As I mentioned just over a week ago, even the extremely modest protection to gun owners offered by Illinois HB 182 was enough to push the state's citizen disarmament lobby groups into hysteria.
As Representative John Bradley's HB 182 was originally drafted, all it did was amend the places where one could legally carry a firearm (or taser) from one's own "abode or fixed place of business," to "abode or dwelling or fixed place of business." In other words, under the terms of the bill as introduced, it added one's "dwelling" to the mix. What's the difference between an "abode" and a "dwelling"? Apparently, case law brings up some question as to whether one's hotel room, or tent, etc. is an "abode," so adding "dwelling" to the permitted places was intended to clarify that. That's all the originally introduced bill would do.
In March, Rep. Bradley introduced House Amendment 1, which minutely (but importantly) expanded on the original language of the bill, by adding "or a legal dwelling or place where he or she is an invitee therein." Yep--currently in Illinois, one could, technically, be arrested for having a gun at a firearm aficionado friend's house, when invited over to compare guns. The amendment (which was adopted, with the bill then easily passing in the House) was intended to fix that glaring problem. That, apparently, was what got the ICHV and ICPGV choking on their kiwi-tofu burgers. I quoted ICHV last week; here is what ICPGV said:
5/14/09 – Gun Lobby Attempt to Pass Bill Allowing Open and Concealed Carry in Illinois Amended and Held in Committee"Dangerous and extreme"--good grief. Apparently, their concern (ostensibly, anyway) is that it could allow carry in public places. Ignoring for the moment, the question of "what the hell is wrong with that?" I think their interpretation is quite a stretch. I am, however, the farthest thing in the world from an authority on law and the analysis of the arcane niceties of legalese, so I am willing to concede that their interpretation might be correct (but not their fear of that interpretation).
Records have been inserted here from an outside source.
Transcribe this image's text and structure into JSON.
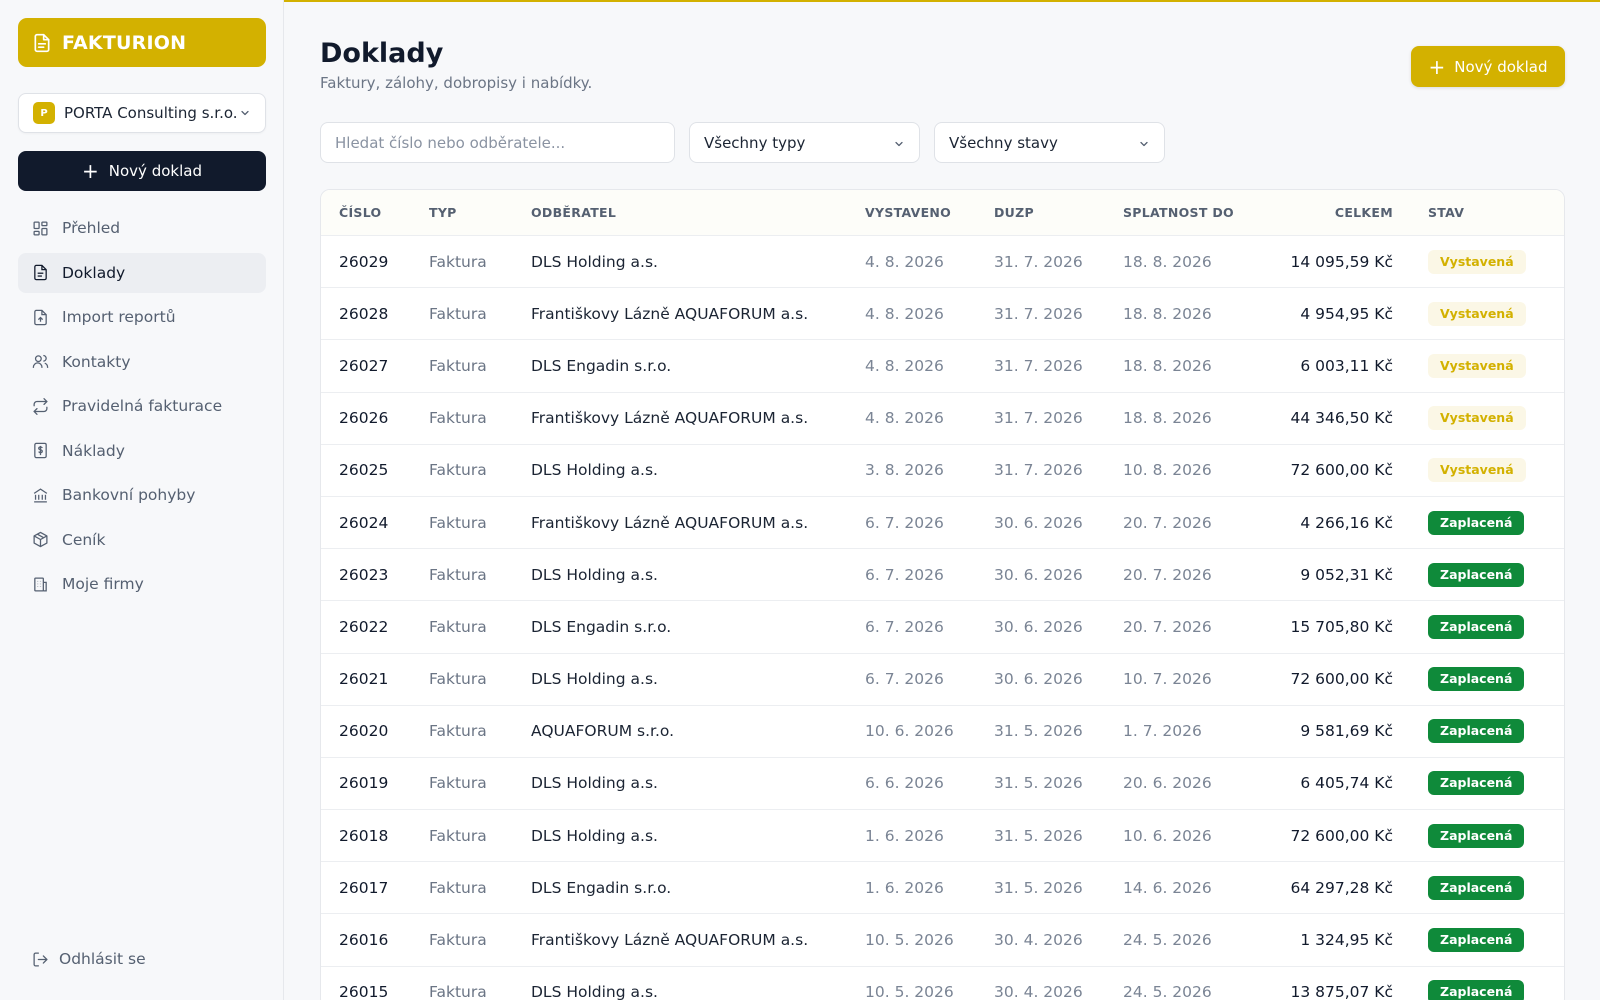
{
  "app": {
    "brand": "FAKTURION",
    "company": "PORTA Consulting s.r.o.",
    "company_initial": "P",
    "new_doc_label": "Nový doklad",
    "accent_color": "#d3b100",
    "dark_color": "#111a2c"
  },
  "nav": [
    {
      "label": "Přehled",
      "icon": "dashboard-icon"
    },
    {
      "label": "Doklady",
      "icon": "document-icon",
      "active": true
    },
    {
      "label": "Import reportů",
      "icon": "file-import-icon"
    },
    {
      "label": "Kontakty",
      "icon": "users-icon"
    },
    {
      "label": "Pravidelná fakturace",
      "icon": "repeat-icon"
    },
    {
      "label": "Náklady",
      "icon": "receipt-icon"
    },
    {
      "label": "Bankovní pohyby",
      "icon": "bank-icon"
    },
    {
      "label": "Ceník",
      "icon": "package-icon"
    },
    {
      "label": "Moje firmy",
      "icon": "building-icon"
    }
  ],
  "logout_label": "Odhlásit se",
  "page": {
    "title": "Doklady",
    "subtitle": "Faktury, zálohy, dobropisy i nabídky.",
    "new_doc_label": "Nový doklad"
  },
  "filters": {
    "search_placeholder": "Hledat číslo nebo odběratele...",
    "type_value": "Všechny typy",
    "state_value": "Všechny stavy"
  },
  "table": {
    "headers": [
      "ČÍSLO",
      "TYP",
      "ODBĚRATEL",
      "VYSTAVENO",
      "DUZP",
      "SPLATNOST DO",
      "CELKEM",
      "STAV"
    ],
    "rows": [
      {
        "number": "26029",
        "type": "Faktura",
        "customer": "DLS Holding a.s.",
        "issued": "4. 8. 2026",
        "duzp": "31. 7. 2026",
        "due": "18. 8. 2026",
        "total": "14 095,59 Kč",
        "status": "Vystavená",
        "status_kind": "issued"
      },
      {
        "number": "26028",
        "type": "Faktura",
        "customer": "Františkovy Lázně AQUAFORUM a.s.",
        "issued": "4. 8. 2026",
        "duzp": "31. 7. 2026",
        "due": "18. 8. 2026",
        "total": "4 954,95 Kč",
        "status": "Vystavená",
        "status_kind": "issued"
      },
      {
        "number": "26027",
        "type": "Faktura",
        "customer": "DLS Engadin s.r.o.",
        "issued": "4. 8. 2026",
        "duzp": "31. 7. 2026",
        "due": "18. 8. 2026",
        "total": "6 003,11 Kč",
        "status": "Vystavená",
        "status_kind": "issued"
      },
      {
        "number": "26026",
        "type": "Faktura",
        "customer": "Františkovy Lázně AQUAFORUM a.s.",
        "issued": "4. 8. 2026",
        "duzp": "31. 7. 2026",
        "due": "18. 8. 2026",
        "total": "44 346,50 Kč",
        "status": "Vystavená",
        "status_kind": "issued"
      },
      {
        "number": "26025",
        "type": "Faktura",
        "customer": "DLS Holding a.s.",
        "issued": "3. 8. 2026",
        "duzp": "31. 7. 2026",
        "due": "10. 8. 2026",
        "total": "72 600,00 Kč",
        "status": "Vystavená",
        "status_kind": "issued"
      },
      {
        "number": "26024",
        "type": "Faktura",
        "customer": "Františkovy Lázně AQUAFORUM a.s.",
        "issued": "6. 7. 2026",
        "duzp": "30. 6. 2026",
        "due": "20. 7. 2026",
        "total": "4 266,16 Kč",
        "status": "Zaplacená",
        "status_kind": "paid"
      },
      {
        "number": "26023",
        "type": "Faktura",
        "customer": "DLS Holding a.s.",
        "issued": "6. 7. 2026",
        "duzp": "30. 6. 2026",
        "due": "20. 7. 2026",
        "total": "9 052,31 Kč",
        "status": "Zaplacená",
        "status_kind": "paid"
      },
      {
        "number": "26022",
        "type": "Faktura",
        "customer": "DLS Engadin s.r.o.",
        "issued": "6. 7. 2026",
        "duzp": "30. 6. 2026",
        "due": "20. 7. 2026",
        "total": "15 705,80 Kč",
        "status": "Zaplacená",
        "status_kind": "paid"
      },
      {
        "number": "26021",
        "type": "Faktura",
        "customer": "DLS Holding a.s.",
        "issued": "6. 7. 2026",
        "duzp": "30. 6. 2026",
        "due": "10. 7. 2026",
        "total": "72 600,00 Kč",
        "status": "Zaplacená",
        "status_kind": "paid"
      },
      {
        "number": "26020",
        "type": "Faktura",
        "customer": "AQUAFORUM s.r.o.",
        "issued": "10. 6. 2026",
        "duzp": "31. 5. 2026",
        "due": "1. 7. 2026",
        "total": "9 581,69 Kč",
        "status": "Zaplacená",
        "status_kind": "paid"
      },
      {
        "number": "26019",
        "type": "Faktura",
        "customer": "DLS Holding a.s.",
        "issued": "6. 6. 2026",
        "duzp": "31. 5. 2026",
        "due": "20. 6. 2026",
        "total": "6 405,74 Kč",
        "status": "Zaplacená",
        "status_kind": "paid"
      },
      {
        "number": "26018",
        "type": "Faktura",
        "customer": "DLS Holding a.s.",
        "issued": "1. 6. 2026",
        "duzp": "31. 5. 2026",
        "due": "10. 6. 2026",
        "total": "72 600,00 Kč",
        "status": "Zaplacená",
        "status_kind": "paid"
      },
      {
        "number": "26017",
        "type": "Faktura",
        "customer": "DLS Engadin s.r.o.",
        "issued": "1. 6. 2026",
        "duzp": "31. 5. 2026",
        "due": "14. 6. 2026",
        "total": "64 297,28 Kč",
        "status": "Zaplacená",
        "status_kind": "paid"
      },
      {
        "number": "26016",
        "type": "Faktura",
        "customer": "Františkovy Lázně AQUAFORUM a.s.",
        "issued": "10. 5. 2026",
        "duzp": "30. 4. 2026",
        "due": "24. 5. 2026",
        "total": "1 324,95 Kč",
        "status": "Zaplacená",
        "status_kind": "paid"
      },
      {
        "number": "26015",
        "type": "Faktura",
        "customer": "DLS Holding a.s.",
        "issued": "10. 5. 2026",
        "duzp": "30. 4. 2026",
        "due": "24. 5. 2026",
        "total": "13 875,07 Kč",
        "status": "Zaplacená",
        "status_kind": "paid"
      }
    ]
  }
}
ICPGV is closely following HB 182, a bill which, as previously amended in the House, would have allowed a person to carry or possess a firearm on or about his or her person in any legal dwelling or any place where he or she is an “invitee.” A person is an invitee in any place that he or she enters for a purpose connected to the property owner’s business or other activity permitted on the premises. For example, Illinois courts have decided that customers of businesses and restaurants, spectators at sporting events, job applicants, and babysitters are invitees. In short, this version of the bill would have allowed concealed carry in Illinois without any permitting system or law enforcement discretion. Only two other states, Alaska and Vermont, have laws that are as lax as what this version of HB 182 proposed.
Last Tuesday, Senator Don Harmon amended this dangerous and extreme bill, removing the language that would allow “invitees” to carry firearms. The bill is currently being held in Executive Committee.
Senator Don Harmon--no friend to Illinois gun owners--introduced a Senate amendment (actually two of them, but the second was just intended to cover something he forgot with the first) that would basically cancel out Bradley's amendment--meaning you could still be arrested for having a gun at a friend's house.
Apparently, though, Harmon's reason for filing that amendment was that he had bought into ICPGV's interpretation--that the House version would allow carrying in public businesses, etc. Even as unfriendly to gun rights as Sen. Harmon is, he apparently doesn't really object to people carrying at a friend's house, with the friend's permission. He therefore introduced a third Senate amendment. Now permitted places would be one's "abode, legal dwelling, or fixed place of business, or on the land or in the legal dwelling of another person as an invitee with that person's permission."
That should make everyone happy, right? Um . . . nope.
This week, HB 182 was amended again to allow a person to carry or possess a firearm, concealed or openly, on the land or in the legal dwelling of another person as an “invitee” with that person's “permission.” The bill passed out of the Senate and will now go back to the House Floor for a vote on the new amendment.Here's the lunatics' "fact" sheet (pdf file).
Bottom line, as amended, HB 182 would remove an important tool law enforcement currently has to protect the public from a threatening or suspicious person who is armed. Under HB 182, before arresting a person for unlawful possession, law enforcement would have to make a complex determination based on a vague standard. Law enforcement would have to determine whether the armed person is an "invitee", determine who owns the land or dwelling, discover the whereabouts of the owner, and decide whether the owner gave permission for the suspicious person to carry a concealed weapon on the premises.
They urge their fellow pantywaists to call their Representatives urging opposition to the bill. I suggest Illinoisans call urging for support. Since the House already passed (by a commanding 72-45 margin) an arguably more permissive version, I think it should pass easily, ICPGV's hysteria mongering notwithstanding, but this being Illinois, it's best not to make any assumptions.